- Born: October 4, 1930 Beiping, China
- Died: May 15, 2024 (aged 93)
- Occupation: Bridge player
- Spouses: Shen Chang-rui (1949–1967); C. C. Wei (1967–1987); Henry Sender (1992–2024);

= Katherine Wei-Sender =

Chinese-American bridge player (1930–2024)

Katherine Wei-Sender (October 4, 1930 – May 15, 2024), born Yang Xiaoyan (杨小燕), was a Chinese American contract bridge player. She won major tournaments primarily as Kathie Wei.

==Biography==
Born in Beijing in 1930, she went to the United States in 1949. She was a graduate of the Shanghai University School of Nursing, and worked as a medical facility administrator until 1972.

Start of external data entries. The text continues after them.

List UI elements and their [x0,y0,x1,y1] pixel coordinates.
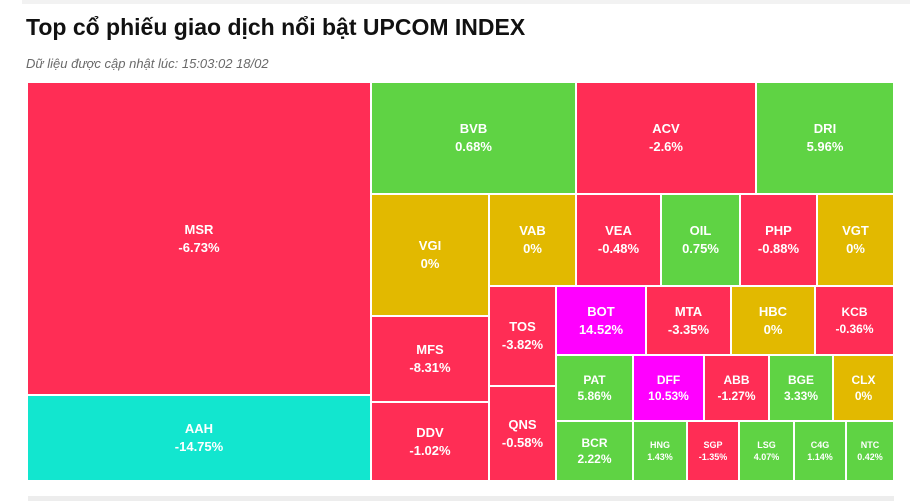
treemap-cell-acv[interactable]: ACV -2.6% [576,82,756,194]
treemap-cell-bge[interactable]: BGE 3.33% [769,355,833,421]
page-title: Top cổ phiếu giao dịch nổi bật UPCOM IND… [26,14,526,40]
treemap-cell-vgi[interactable]: VGI 0% [371,194,489,316]
ticker-label: ABB [723,372,750,387]
bottom-divider [28,496,894,501]
treemap-cell-c4g[interactable]: C4G 1.14% [794,421,846,481]
change-label: 1.14% [807,452,833,462]
ticker-label: CLX [851,372,876,387]
change-label: 0.68% [455,139,492,154]
treemap-cell-mfs[interactable]: MFS -8.31% [371,316,489,402]
ticker-label: PHP [765,223,792,239]
change-label: 1.43% [647,452,673,462]
ticker-label: KCB [841,305,868,320]
treemap-cell-kcb[interactable]: KCB -0.36% [815,286,894,355]
change-label: 0% [420,256,440,271]
treemap-cell-ntc[interactable]: NTC 0.42% [846,421,894,481]
ticker-label: DRI [813,121,837,137]
treemap-cell-mta[interactable]: MTA -3.35% [646,286,731,355]
ticker-label: OIL [689,223,712,239]
change-label: -14.75% [174,439,224,454]
ticker-label: C4G [810,439,830,450]
change-label: 0% [523,241,542,256]
ticker-label: HNG [650,439,670,450]
ticker-label: SGP [703,439,723,450]
change-label: 0.75% [682,241,719,256]
change-label: -2.6% [649,139,683,154]
change-label: 4.07% [753,452,780,462]
ticker-label: TOS [509,319,536,335]
ticker-label: BOT [587,303,615,319]
treemap-cell-msr[interactable]: MSR -6.73% [27,82,371,395]
treemap-cell-vab[interactable]: VAB 0% [489,194,576,286]
ticker-label: VEA [605,223,632,239]
treemap-cell-aah[interactable]: AAH -14.75% [27,395,371,481]
change-label: -1.27% [717,389,756,403]
change-label: 0% [846,241,865,256]
ticker-label: BCR [581,435,608,450]
ticker-label: MFS [416,342,444,358]
treemap-cell-clx[interactable]: CLX 0% [833,355,894,421]
change-label: 0% [763,321,783,337]
change-label: 0% [854,389,873,403]
change-label: -8.31% [409,360,451,375]
change-label: -1.35% [698,452,728,462]
change-label: 0.42% [857,452,883,462]
treemap-cell-vgt[interactable]: VGT 0% [817,194,894,286]
change-label: -3.82% [501,337,544,352]
ticker-label: VGI [418,238,442,254]
treemap-cell-hbc[interactable]: HBC 0% [731,286,815,355]
change-label: -0.36% [835,321,874,336]
ticker-label: DDV [416,424,444,440]
change-label: 3.33% [783,389,819,403]
change-label: -0.88% [757,241,800,256]
change-label: 2.22% [577,452,612,466]
treemap-cell-qns[interactable]: QNS -0.58% [489,386,556,481]
ticker-label: DFF [656,372,681,387]
change-label: 5.86% [577,389,612,403]
treemap-cell-pat[interactable]: PAT 5.86% [556,355,633,421]
treemap-cell-bvb[interactable]: BVB 0.68% [371,82,576,194]
treemap-cell-ddv[interactable]: DDV -1.02% [371,402,489,481]
treemap-cell-dri[interactable]: DRI 5.96% [756,82,894,194]
ticker-label: HBC [758,303,788,319]
ticker-label: ACV [652,121,680,137]
change-label: -3.35% [667,321,710,337]
ticker-label: AAH [184,421,214,437]
change-label: 5.96% [806,139,844,154]
treemap-cell-dff[interactable]: DFF 10.53% [633,355,704,421]
ticker-label: VGT [842,223,869,239]
treemap-cell-sgp[interactable]: SGP -1.35% [687,421,739,481]
treemap-cell-oil[interactable]: OIL 0.75% [661,194,740,286]
change-label: -1.02% [409,442,451,458]
ticker-label: PAT [583,372,606,387]
ticker-label: NTC [860,439,880,450]
ticker-label: BVB [459,121,488,137]
treemap-cell-tos[interactable]: TOS -3.82% [489,286,556,386]
treemap-cell-lsg[interactable]: LSG 4.07% [739,421,794,481]
ticker-label: LSG [757,439,776,450]
update-timestamp: Dữ liệu được cập nhật lúc: 15:03:02 18/0… [26,56,269,71]
change-label: 14.52% [578,321,624,337]
change-label: -6.73% [178,239,220,255]
top-divider [22,0,910,4]
treemap-cell-abb[interactable]: ABB -1.27% [704,355,769,421]
treemap-cell-hng[interactable]: HNG 1.43% [633,421,687,481]
treemap-cell-php[interactable]: PHP -0.88% [740,194,817,286]
change-label: -0.58% [501,434,544,450]
ticker-label: QNS [508,416,537,432]
treemap-cell-bcr[interactable]: BCR 2.22% [556,421,633,481]
change-label: -0.48% [597,241,640,256]
ticker-label: VAB [519,223,546,239]
treemap-cell-vea[interactable]: VEA -0.48% [576,194,661,286]
ticker-label: BGE [787,372,814,387]
ticker-label: MSR [184,221,214,237]
ticker-label: MTA [674,303,703,319]
change-label: 10.53% [648,389,689,403]
treemap-cell-bot[interactable]: BOT 14.52% [556,286,646,355]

After retirement, she became interested in bridge. She won the world Women's Pairs in 1978, the Women's Olympiad Teams in 1984 and the Venice Cup in 1987 and 2003. In 1987 Wei-Sender was elected an ACBL Honorary Member, and the Ambassador of Bridge for the World Bridge Federation.

Wei-Sender was from Nashville, Tennessee and New York City. She died on May 15, 2024, at the age of 93.

Wei-Sender was Inducted into the ACBL Hall of Fame in 1999.

== Publications ==

- Action for the Defense: when the enemy opens the bidding, 	Katherine Wei and Ron Andersen (New York: Monna Lisa Precision Corp., 1980), 245 pp.,
- "Defending Against Strong Club Openings", Katherine Wei, ed. Ron Andersen (Louisville, KY: Devyn Press, 1981), 9 pp. – Championship bridge series, no. 7,
- Precision's One Club Complete, Katherine Wei and Judi Radin, ed. Ron Andersen (Monna Lisa, 1981), 169 pp.,
- Second Daughter: growing up in China, 1930–1949, Katherine Wei and Terry Quinn (Little, Brown, 1984), 243 pp.

- On the Other Hand: a bridge from East to West, Martin Hoffman and Kathie Wei-Sender (Los Angeles: C&T Bridge Supplies, 1994), 135 pp.,
- Precision Today: your guide to learning the system—or fine-tuning your precision partnership, David Berkowitz and Brent Manley, ed. Kathie Wei-Sender (Memphis, TN: DBM Publications, 2002), 219 pp.,
- The Wei of Good Bridge, Kathie Wei-Sender and Martin Hoffman with David Burn (London: B.T. Batsford, 2003), 143 pp.